“Then what I heard was true,” he muttered finally. “This makes it certain, my lad, that Gold Hill had a spy at your secret game. How could anything be known about the game if that had not been the case? Such work is reprehensible. I am as indignant over the matter as you could possibly be. There is nothing sportsmanlike about it. I can congratulate myself on the fact, however, that the spy was not a Gold Hill man but a stranger—or almost a stranger. I am positive that it was Guffey, the coach.”
“You think, then, that Guffey was sneaking around when we played that game, last week?” the boy demanded.
“I’m sure of it. Guffey left Gold Hill in the forenoon of Saturday, and he did not return until Sunday forenoon. He was in Ophir—he must have been.”
“I knew he was in Ophir Saturday night,” said Frank, and told of what happened in the rear of the hotel on Sunday morning.
The colonel muttered angrily to himself.
“That’s the sort of gentleman we have for a coach,” he growled, “a fellow who uses a ‘hypoderm’ and who sleeps in a box in a back yard. He’s a hobo, and a pretty poor stick of a hobo at that. This thing is working out just as I thought it would. Good may come of it, however.”
“Where does this man Guffey hail from, colonel?” Frank asked.

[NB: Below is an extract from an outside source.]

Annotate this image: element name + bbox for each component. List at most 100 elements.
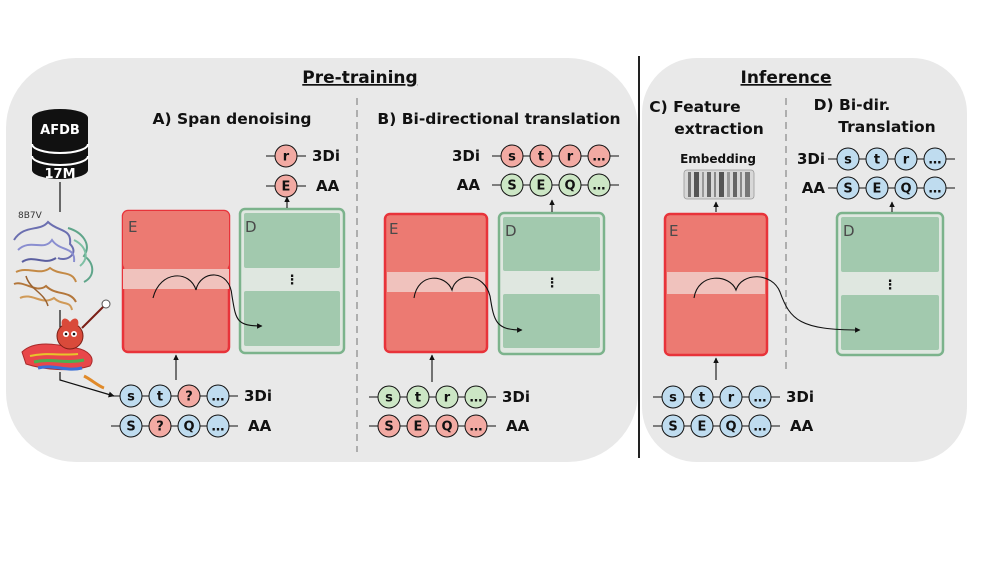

“I don’t know the first thing about him. Jode knows him, and he’s the one who sent for him. Guffey’s a good coach, and our eleven is in better shape than it has ever been before. I’m sorry that Guffey’s a scoundrel, but it is going to be the happiest day of my life if he pans out the way I hope and believe.”
Once more the colonel had Frank wondering. How was he expecting Guffey to “pan out?” In one breath the colonel was sorry Guffey was a scoundrel, and in the next he was going to be happy if the scoundrel panned out to be as bad as he hoped and believed. Frank was all twisted to account for the colonel’s motives and feelings.
“Now that you know Guffey’s a scoundrel,” Frank remarked, “are you going to let him come to Ophir with the Gold Hill fellows?”